What if you got the chance to be everyone’s fantasy?
When she flees to D.C. in the midst of a divorce, the last thing Joanie Price expects is to become a courtesan, but, as her true self struggles to be realized, this is exactly what happens. Along with Joanie, we are drawn into the pleasures and benefits, the nuances and norms, of the patrons who lavishly support her and vie for her attention. In modern society such a thing has a decidedly negative connotation—like so many other uncomfortable realities, we prefer to hide such sexual arrangements behind closed doors simply because we can. Against the backdrop of the 2008 Obama presidential campaign and the wars in Iraq and Afghanistan, the questions Joanie’s new lifestyle raises about who Americans have become and where they’re headed are provocative as well as evocative.

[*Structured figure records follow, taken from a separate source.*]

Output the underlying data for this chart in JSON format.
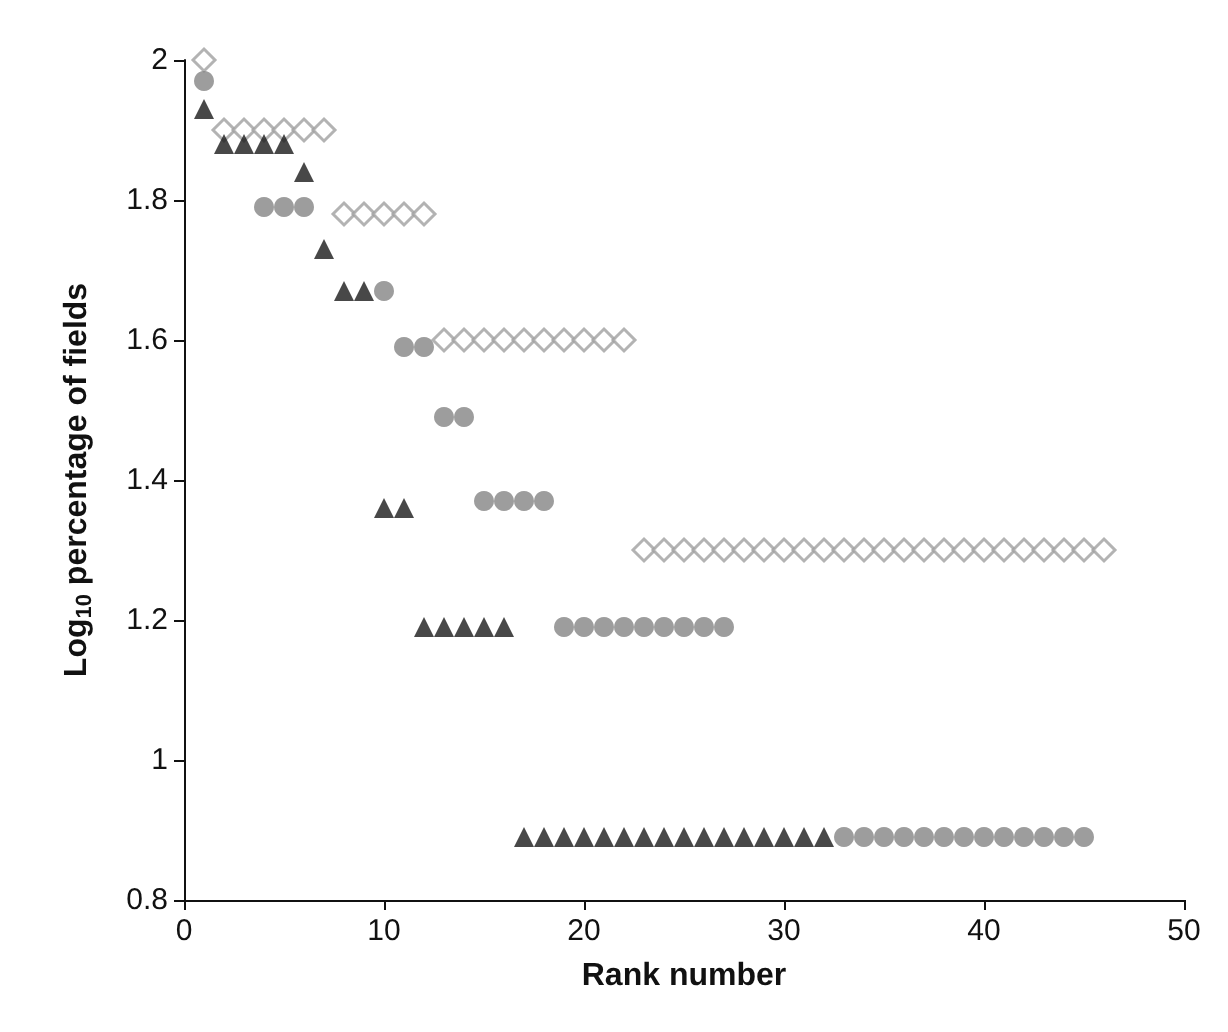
{
  "chart_data": {
    "type": "scatter",
    "xlabel": "Rank number",
    "ylabel": "Log$_{10}$ percentage of fields",
    "xlim": [
      0,
      50
    ],
    "xticks": [
      0,
      10,
      20,
      30,
      40,
      50
    ],
    "ylim": [
      0.8,
      2
    ],
    "yticks": [
      0.8,
      1,
      1.2,
      1.4,
      1.6,
      1.8,
      2
    ],
    "grid": false,
    "series": [
      {
        "color": "#a0a0a0",
        "marker": "diamond",
        "x": [
          1,
          2,
          3,
          4,
          5,
          6,
          7,
          8,
          9,
          10,
          11,
          12,
          13,
          14,
          15,
          16,
          17,
          18,
          19,
          20,
          21,
          22,
          23,
          24,
          25,
          26,
          27,
          28,
          29,
          30,
          31,
          32,
          33,
          34,
          35,
          36,
          37,
          38,
          39,
          40,
          41,
          42,
          43,
          44,
          45,
          46
        ],
        "values": [
          2.0,
          1.9,
          1.9,
          1.9,
          1.9,
          1.9,
          1.9,
          1.78,
          1.78,
          1.78,
          1.78,
          1.78,
          1.6,
          1.6,
          1.6,
          1.6,
          1.6,
          1.6,
          1.6,
          1.6,
          1.6,
          1.6,
          1.3,
          1.3,
          1.3,
          1.3,
          1.3,
          1.3,
          1.3,
          1.3,
          1.3,
          1.3,
          1.3,
          1.3,
          1.3,
          1.3,
          1.3,
          1.3,
          1.3,
          1.3,
          1.3,
          1.3,
          1.3,
          1.3,
          1.3,
          1.3
        ]
      },
      {
        "color": "#858585",
        "marker": "circle",
        "x": [
          1,
          4,
          5,
          6,
          10,
          11,
          12,
          13,
          14,
          15,
          16,
          17,
          18,
          19,
          20,
          21,
          22,
          23,
          24,
          25,
          26,
          27,
          33,
          34,
          35,
          36,
          37,
          38,
          39,
          40,
          41,
          42,
          43,
          44,
          45
        ],
        "values": [
          1.97,
          1.79,
          1.79,
          1.79,
          1.67,
          1.59,
          1.59,
          1.49,
          1.49,
          1.37,
          1.37,
          1.37,
          1.37,
          1.19,
          1.19,
          1.19,
          1.19,
          1.19,
          1.19,
          1.19,
          1.19,
          1.19,
          0.89,
          0.89,
          0.89,
          0.89,
          0.89,
          0.89,
          0.89,
          0.89,
          0.89,
          0.89,
          0.89,
          0.89,
          0.89
        ]
      },
      {
        "color": "#1a1a1a",
        "marker": "triangle",
        "x": [
          1,
          2,
          3,
          4,
          5,
          6,
          7,
          8,
          9,
          10,
          11,
          12,
          13,
          14,
          15,
          16,
          17,
          18,
          19,
          20,
          21,
          22,
          23,
          24,
          25,
          26,
          27,
          28,
          29,
          30,
          31,
          32
        ],
        "values": [
          1.93,
          1.88,
          1.88,
          1.88,
          1.88,
          1.84,
          1.73,
          1.67,
          1.67,
          1.36,
          1.36,
          1.19,
          1.19,
          1.19,
          1.19,
          1.19,
          0.89,
          0.89,
          0.89,
          0.89,
          0.89,
          0.89,
          0.89,
          0.89,
          0.89,
          0.89,
          0.89,
          0.89,
          0.89,
          0.89,
          0.89,
          0.89
        ]
      }
    ]
  }
}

In past eras, in some societies, such as Paris’s second Napoleonic era and during many royal reigns before, enchanting women were perceived as artists, protected and cherished by their patrons in order that they might flourish. In today’s society, where both relationships and artisans have lost their strongholds in the sacrifice toward progress and humanity, a modern-day courtesan—an artist of love—could never hope to fit in. Equally confronting and alluring, Joanie’s somewhat naïve, but completely enthralling deviation from the rules makes readers wonder why one would ever follow them in the first place. No matter what your view, one thing is for certain: It’s easy and wickedly enjoyable to see ourselves in Joanie’s shoes, and as we do, her erotic experiment hurtles us through a story of self-discovery that’s raw and transformative, as well as witty and enduring.